Mañana es Nochebuena. Pasarán cosas raras. Y dará igual que el cielo amanezca sutil y despejado, con un ojo amarillo en medio de la frente, que cubierto y lloroso. Todo el mundo andará precipitado, espumando los caldos de gallina, o alumbrando los árboles oscuros, o haciéndole al belén una cascada, o echándole salero a un villancico, o agarrando una buena papalina, o partiendo los últimos turrones, o añorando otros tiempos más dichosos, o estrenando la vida, ese par de zapatos.
El amor, estos días, es como un caramelo. Dulce como la guinda de las tartas, terso como un crujir de celofanes, húmedo y tercamente empalagoso. Empiezas a lamerlo y no puedes pararte. Uno se siente, a su pesar, más tierno. Uno se echa un traguito de esperanza. Cuando avanza la tarde con su traje escotado, siempre baja del Norte una bruma esponjosa, y entonces, de improviso, la ciudad se vacía. ¿No han notado el silencio? Aterrizan los verbos en la nieve. El agua de las fuentes parpadea. Titilan las farolas y el aire, suspendido, toma un color de leche azucarada.
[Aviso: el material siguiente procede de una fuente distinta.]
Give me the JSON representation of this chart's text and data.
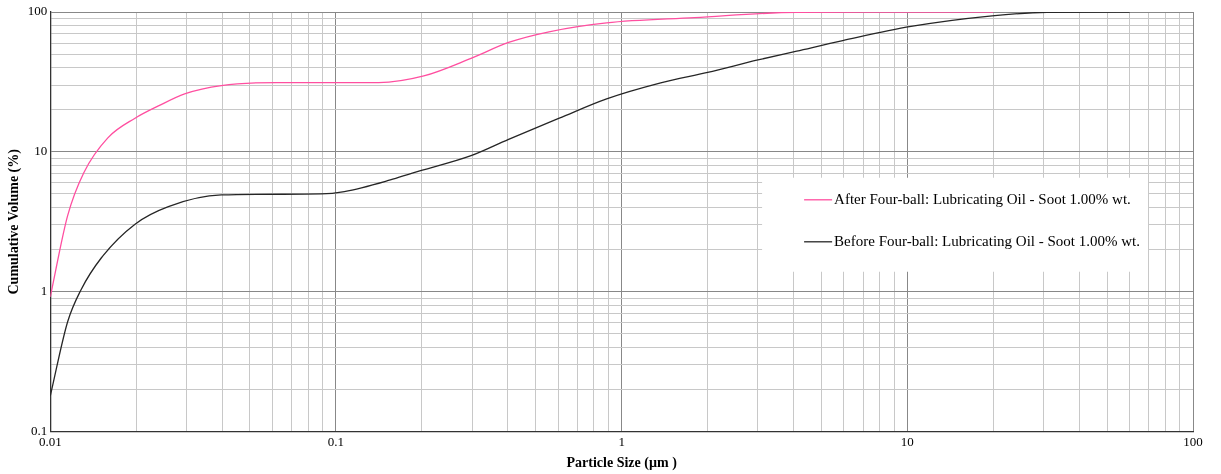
{
  "chart_data": {
    "type": "line",
    "xlabel": "Particle Size (µm )",
    "ylabel": "Cumulative Volume (%)",
    "log": "xy",
    "grid": true,
    "legend": "right",
    "marker": "none",
    "line_style": "solid",
    "xlim": [
      0.01,
      100
    ],
    "ylim": [
      0.1,
      100
    ],
    "xticks": [
      0.01,
      {
        "value": 0.02,
        "label": null
      },
      {
        "value": 0.03,
        "label": null
      },
      {
        "value": 0.04,
        "label": null
      },
      {
        "value": 0.05,
        "label": null
      },
      {
        "value": 0.06,
        "label": null
      },
      {
        "value": 0.07,
        "label": null
      },
      {
        "value": 0.08,
        "label": null
      },
      {
        "value": 0.09,
        "label": null
      },
      0.1,
      {
        "value": 0.2,
        "label": null
      },
      {
        "value": 0.3,
        "label": null
      },
      {
        "value": 0.4,
        "label": null
      },
      {
        "value": 0.5,
        "label": null
      },
      {
        "value": 0.6,
        "label": null
      },
      {
        "value": 0.7,
        "label": null
      },
      {
        "value": 0.8,
        "label": null
      },
      {
        "value": 0.9,
        "label": null
      },
      1,
      {
        "value": 2,
        "label": null
      },
      {
        "value": 3,
        "label": null
      },
      {
        "value": 4,
        "label": null
      },
      {
        "value": 5,
        "label": null
      },
      {
        "value": 6,
        "label": null
      },
      {
        "value": 7,
        "label": null
      },
      {
        "value": 8,
        "label": null
      },
      {
        "value": 9,
        "label": null
      },
      10,
      {
        "value": 20,
        "label": null
      },
      {
        "value": 30,
        "label": null
      },
      {
        "value": 40,
        "label": null
      },
      {
        "value": 50,
        "label": null
      },
      {
        "value": 60,
        "label": null
      },
      {
        "value": 70,
        "label": null
      },
      {
        "value": 80,
        "label": null
      },
      {
        "value": 90,
        "label": null
      },
      100
    ],
    "yticks": [
      0.1,
      {
        "value": 0.2,
        "label": null
      },
      {
        "value": 0.3,
        "label": null
      },
      {
        "value": 0.4,
        "label": null
      },
      {
        "value": 0.5,
        "label": null
      },
      {
        "value": 0.6,
        "label": null
      },
      {
        "value": 0.7,
        "label": null
      },
      {
        "value": 0.8,
        "label": null
      },
      {
        "value": 0.9,
        "label": null
      },
      1,
      {
        "value": 2,
        "label": null
      },
      {
        "value": 3,
        "label": null
      },
      {
        "value": 4,
        "label": null
      },
      {
        "value": 5,
        "label": null
      },
      {
        "value": 6,
        "label": null
      },
      {
        "value": 7,
        "label": null
      },
      {
        "value": 8,
        "label": null
      },
      {
        "value": 9,
        "label": null
      },
      10,
      {
        "value": 20,
        "label": null
      },
      {
        "value": 30,
        "label": null
      },
      {
        "value": 40,
        "label": null
      },
      {
        "value": 50,
        "label": null
      },
      {
        "value": 60,
        "label": null
      },
      {
        "value": 70,
        "label": null
      },
      {
        "value": 80,
        "label": null
      },
      {
        "value": 90,
        "label": null
      },
      100
    ],
    "series": [
      {
        "name": "After Four-ball: Lubricating Oil - Soot 1.00% wt.",
        "color": "#ff4fa0",
        "x": [
          0.01,
          0.0115,
          0.0131,
          0.0159,
          0.0198,
          0.0239,
          0.0297,
          0.0397,
          0.062,
          0.141,
          0.203,
          0.297,
          0.402,
          0.557,
          0.886,
          1.8,
          4.1,
          10,
          20
        ],
        "values": [
          0.92,
          3.5,
          7.1,
          12.6,
          17.4,
          21.3,
          26.1,
          29.8,
          31.3,
          31.3,
          34.9,
          46.6,
          60.6,
          72.2,
          83.6,
          91.1,
          99.5,
          100,
          100
        ]
      },
      {
        "name": "Before Four-ball: Lubricating Oil - Soot 1.00% wt.",
        "color": "#262626",
        "x": [
          0.01,
          0.0115,
          0.0128,
          0.0151,
          0.0198,
          0.0259,
          0.0397,
          0.0886,
          0.107,
          0.155,
          0.185,
          0.297,
          0.402,
          0.605,
          0.886,
          1.37,
          2,
          3,
          4.1,
          5.94,
          10.3,
          19.8,
          30.8,
          60
        ],
        "values": [
          0.18,
          0.61,
          1.03,
          1.75,
          3.04,
          4.06,
          4.92,
          5,
          5.2,
          6.3,
          7.06,
          9.4,
          12.3,
          17.4,
          23.9,
          31.1,
          37,
          45.4,
          52.5,
          62.4,
          78.8,
          93.8,
          99.5,
          100
        ]
      }
    ]
  }
}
Ocurre en Nochebuena que el tiempo se detiene. Por más ruido que hagamos, hay algo que no gira. Como si diera un poco de vergüenza no poner las dos manos en el fuego. Como si uno tuviera que sentarse a escuchar las campanas de la luna. Como si de verdad, por unas horas, pudieran un millón de corazones palpitar con un único latido, y sólo en lo perfecto de la noche fueran los hombres, jóvenes y viejos, ricos y pobres, dignos o canallas, personajes en busca de sentido. Unos lo hacen por dentro y otros lo hacen por fuera, ¿pero quién no ha intentado, cuando suenan las doce, ver al Dios de los hombres en el Niño nacido?